Although I can give Prof. Bainbridge some sympathy for his federalism concern about "say on pay" Congressional legislation that would allow shareholders a non-binding, advisory vote on their boards' executive compensation decisions, his description of what the legislation would do verges on inaccurate. Even if he didn't write the headline "No need for federal regulations limiting executive compensation," he ought at least to have noted that it was erroneous when he linked the piece. "Say on Pay" doesn't limit executive compensation; it simply allows shareholders to express their opinion on this particular area of corporate governance. Those who have been as well done by as, say, Apple's shareholders in 2007 might vote to increase compensation for the executives responsible for the stock's success, and at minimum to approve the board's chosen pay package. If executive compensation is in some way broken, with pay insufficiently linked to performance, in some companies there might actually be a problem of under-compensating great performance, just as some companies overcompensate mediocre and poor performance.

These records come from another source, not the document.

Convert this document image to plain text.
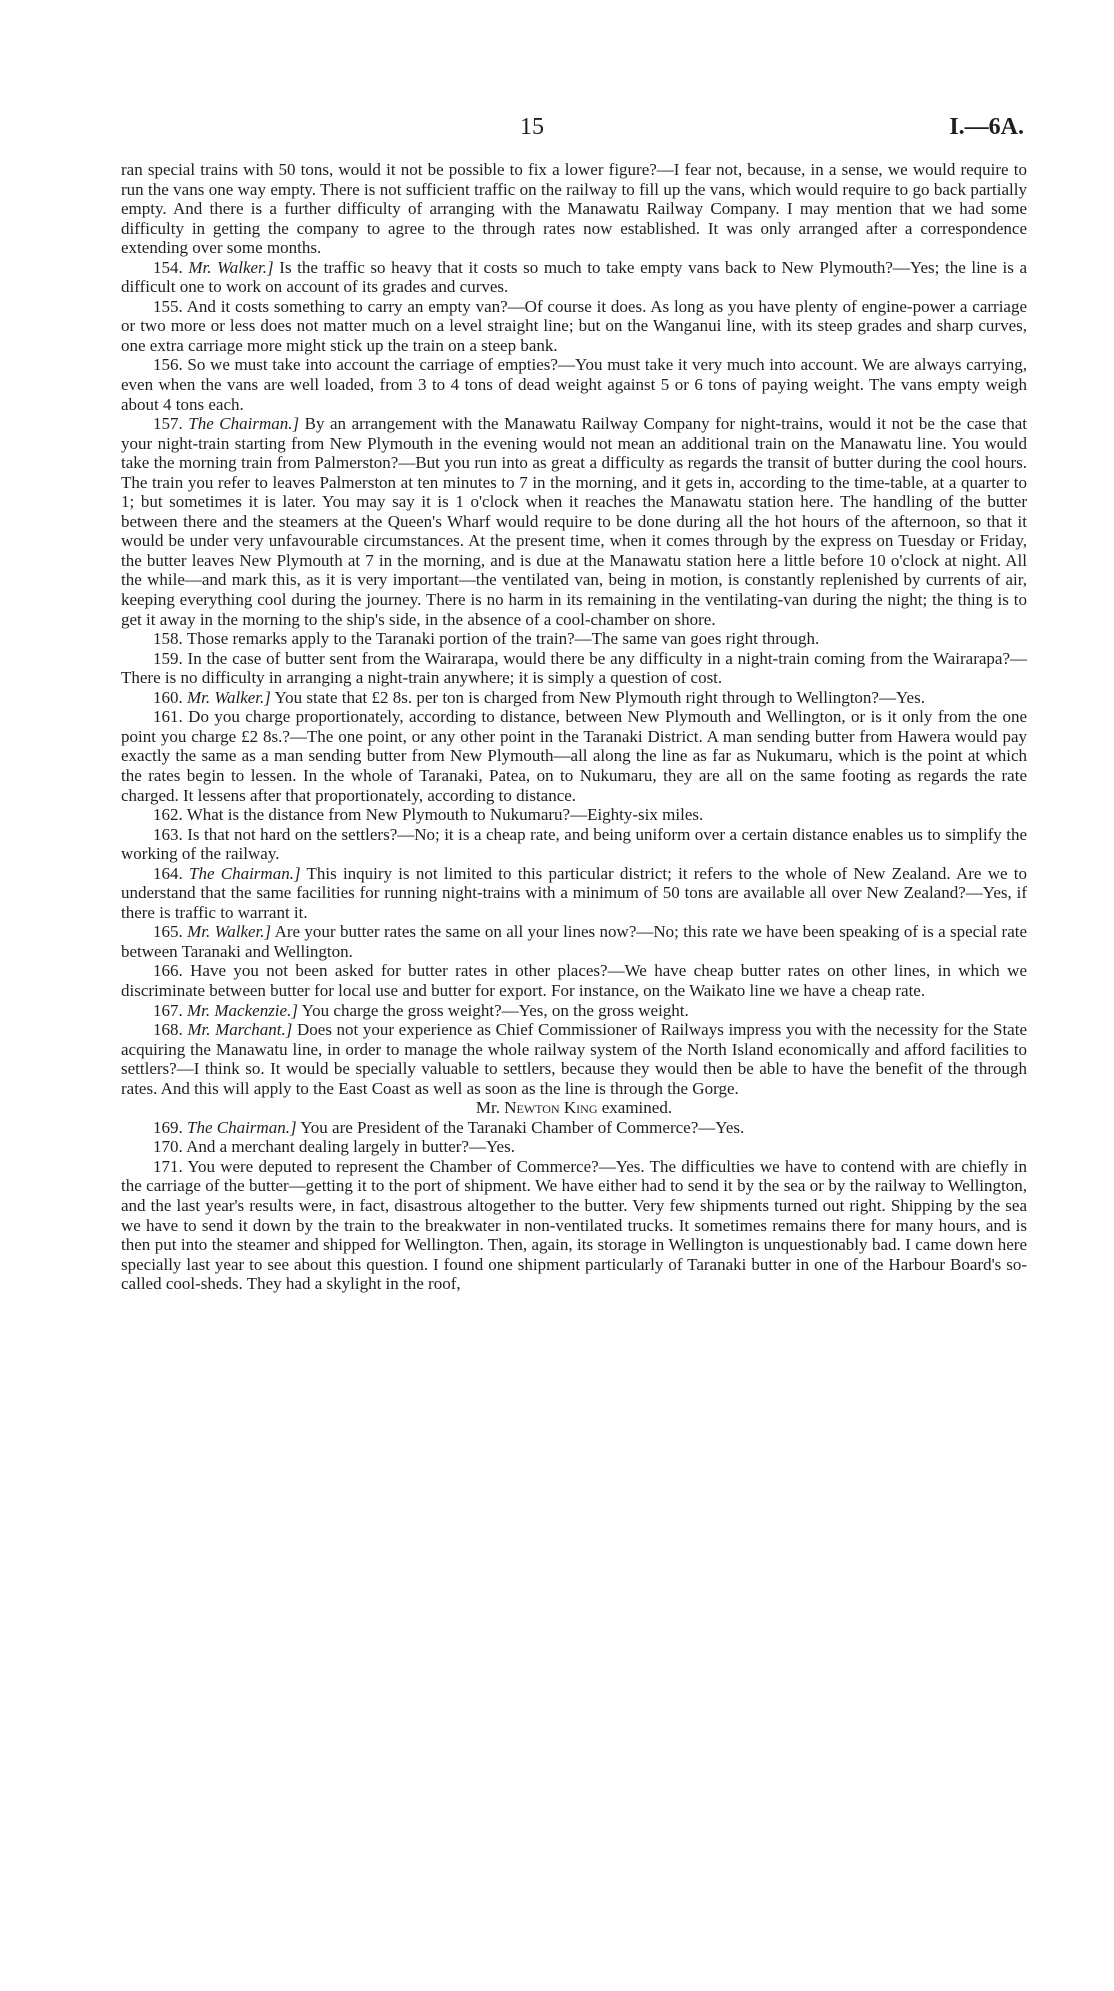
15	I.—6A.

ran special trains with 50 tons, would it not be possible to fix a lower figure?—I fear not, because, in a sense, we would require to run the vans one way empty. There is not sufficient traffic on the railway to fill up the vans, which would require to go back partially empty. And there is a further difficulty of arranging with the Manawatu Railway Company. I may mention that we had some difficulty in getting the company to agree to the through rates now established. It was only arranged after a correspondence extending over some months.

154. Mr. Walker.] Is the traffic so heavy that it costs so much to take empty vans back to New Plymouth?—Yes; the line is a difficult one to work on account of its grades and curves.

155. And it costs something to carry an empty van?—Of course it does. As long as you have plenty of engine-power a carriage or two more or less does not matter much on a level straight line; but on the Wanganui line, with its steep grades and sharp curves, one extra carriage more might stick up the train on a steep bank.

156. So we must take into account the carriage of empties?—You must take it very much into account. We are always carrying, even when the vans are well loaded, from 3 to 4 tons of dead weight against 5 or 6 tons of paying weight. The vans empty weigh about 4 tons each.

157. The Chairman.] By an arrangement with the Manawatu Railway Company for night-trains, would it not be the case that your night-train starting from New Plymouth in the evening would not mean an additional train on the Manawatu line. You would take the morning train from Palmerston?—But you run into as great a difficulty as regards the transit of butter during the cool hours. The train you refer to leaves Palmerston at ten minutes to 7 in the morning, and it gets in, according to the time-table, at a quarter to 1; but sometimes it is later. You may say it is 1 o'clock when it reaches the Manawatu station here. The handling of the butter between there and the steamers at the Queen's Wharf would require to be done during all the hot hours of the afternoon, so that it would be under very unfavourable circumstances. At the present time, when it comes through by the express on Tuesday or Friday, the butter leaves New Plymouth at 7 in the morning, and is due at the Manawatu station here a little before 10 o'clock at night. All the while—and mark this, as it is very important—the ventilated van, being in motion, is constantly replenished by currents of air, keeping everything cool during the journey. There is no harm in its remaining in the ventilating-van during the night; the thing is to get it away in the morning to the ship's side, in the absence of a cool-chamber on shore.

158. Those remarks apply to the Taranaki portion of the train?—The same van goes right through.

159. In the case of butter sent from the Wairarapa, would there be any difficulty in a night-train coming from the Wairarapa?—There is no difficulty in arranging a night-train anywhere; it is simply a question of cost.

160. Mr. Walker.] You state that £2 8s. per ton is charged from New Plymouth right through to Wellington?—Yes.

161. Do you charge proportionately, according to distance, between New Plymouth and Wellington, or is it only from the one point you charge £2 8s.?—The one point, or any other point in the Taranaki District. A man sending butter from Hawera would pay exactly the same as a man sending butter from New Plymouth—all along the line as far as Nukumaru, which is the point at which the rates begin to lessen. In the whole of Taranaki, Patea, on to Nukumaru, they are all on the same footing as regards the rate charged. It lessens after that proportionately, according to distance.

162. What is the distance from New Plymouth to Nukumaru?—Eighty-six miles.

163. Is that not hard on the settlers?—No; it is a cheap rate, and being uniform over a certain distance enables us to simplify the working of the railway.

164. The Chairman.] This inquiry is not limited to this particular district; it refers to the whole of New Zealand. Are we to understand that the same facilities for running night-trains with a minimum of 50 tons are available all over New Zealand?—Yes, if there is traffic to warrant it.

165. Mr. Walker.] Are your butter rates the same on all your lines now?—No; this rate we have been speaking of is a special rate between Taranaki and Wellington.

166. Have you not been asked for butter rates in other places?—We have cheap butter rates on other lines, in which we discriminate between butter for local use and butter for export. For instance, on the Waikato line we have a cheap rate.

167. Mr. Mackenzie.] You charge the gross weight?—Yes, on the gross weight.

168. Mr. Marchant.] Does not your experience as Chief Commissioner of Railways impress you with the necessity for the State acquiring the Manawatu line, in order to manage the whole railway system of the North Island economically and afford facilities to settlers?—I think so. It would be specially valuable to settlers, because they would then be able to have the benefit of the through rates. And this will apply to the East Coast as well as soon as the line is through the Gorge.

Mr. Newton King examined.

169. The Chairman.] You are President of the Taranaki Chamber of Commerce?—Yes.

170. And a merchant dealing largely in butter?—Yes.

171. You were deputed to represent the Chamber of Commerce?—Yes. The difficulties we have to contend with are chiefly in the carriage of the butter—getting it to the port of shipment. We have either had to send it by the sea or by the railway to Wellington, and the last year's results were, in fact, disastrous altogether to the butter. Very few shipments turned out right. Shipping by the sea we have to send it down by the train to the breakwater in non-ventilated trucks. It sometimes remains there for many hours, and is then put into the steamer and shipped for Wellington. Then, again, its storage in Wellington is unquestionably bad. I came down here specially last year to see about this question. I found one shipment particularly of Taranaki butter in one of the Harbour Board's so-called cool-sheds. They had a skylight in the roof,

I agree that Bainbridge knows about corporate law and governance -- contrary to his false modesty, knows an awful lot -- but it's unfortunate that his description of legislation is likely to mislead those who genuinely know "a little bit." He set off a stream of comments on his blog that indicate he successfully gave the impression to his readers who may not have read Obama's bill themselves that it caps compensation in some fashion.
For example, commenter Morgan declares that Obama is a "socialist" who "want[s] a common mediocrity." He seems to think he has made a killing point when he concludes by asking "are Obama and the rest going to try to do anything about athlete’s salaries?" Bainbridge utterly neglects the principal-agent problem that undergirds calls for shareholder democracy, and left ignorant about it, we get silly questions like that. Shareholders own corporations but do not have direct control over the compensation of executives; like most other decisions, this is delegated to a board the shareholders elect. In contrast, the owners of professional sports teams do get to decide how much the athletes are paid. George Steinbrenner, as principal owner of the New York Yankees, has a great deal more "say on pay" for A-Rod et al. than shareholders would get even under the proposed legislation.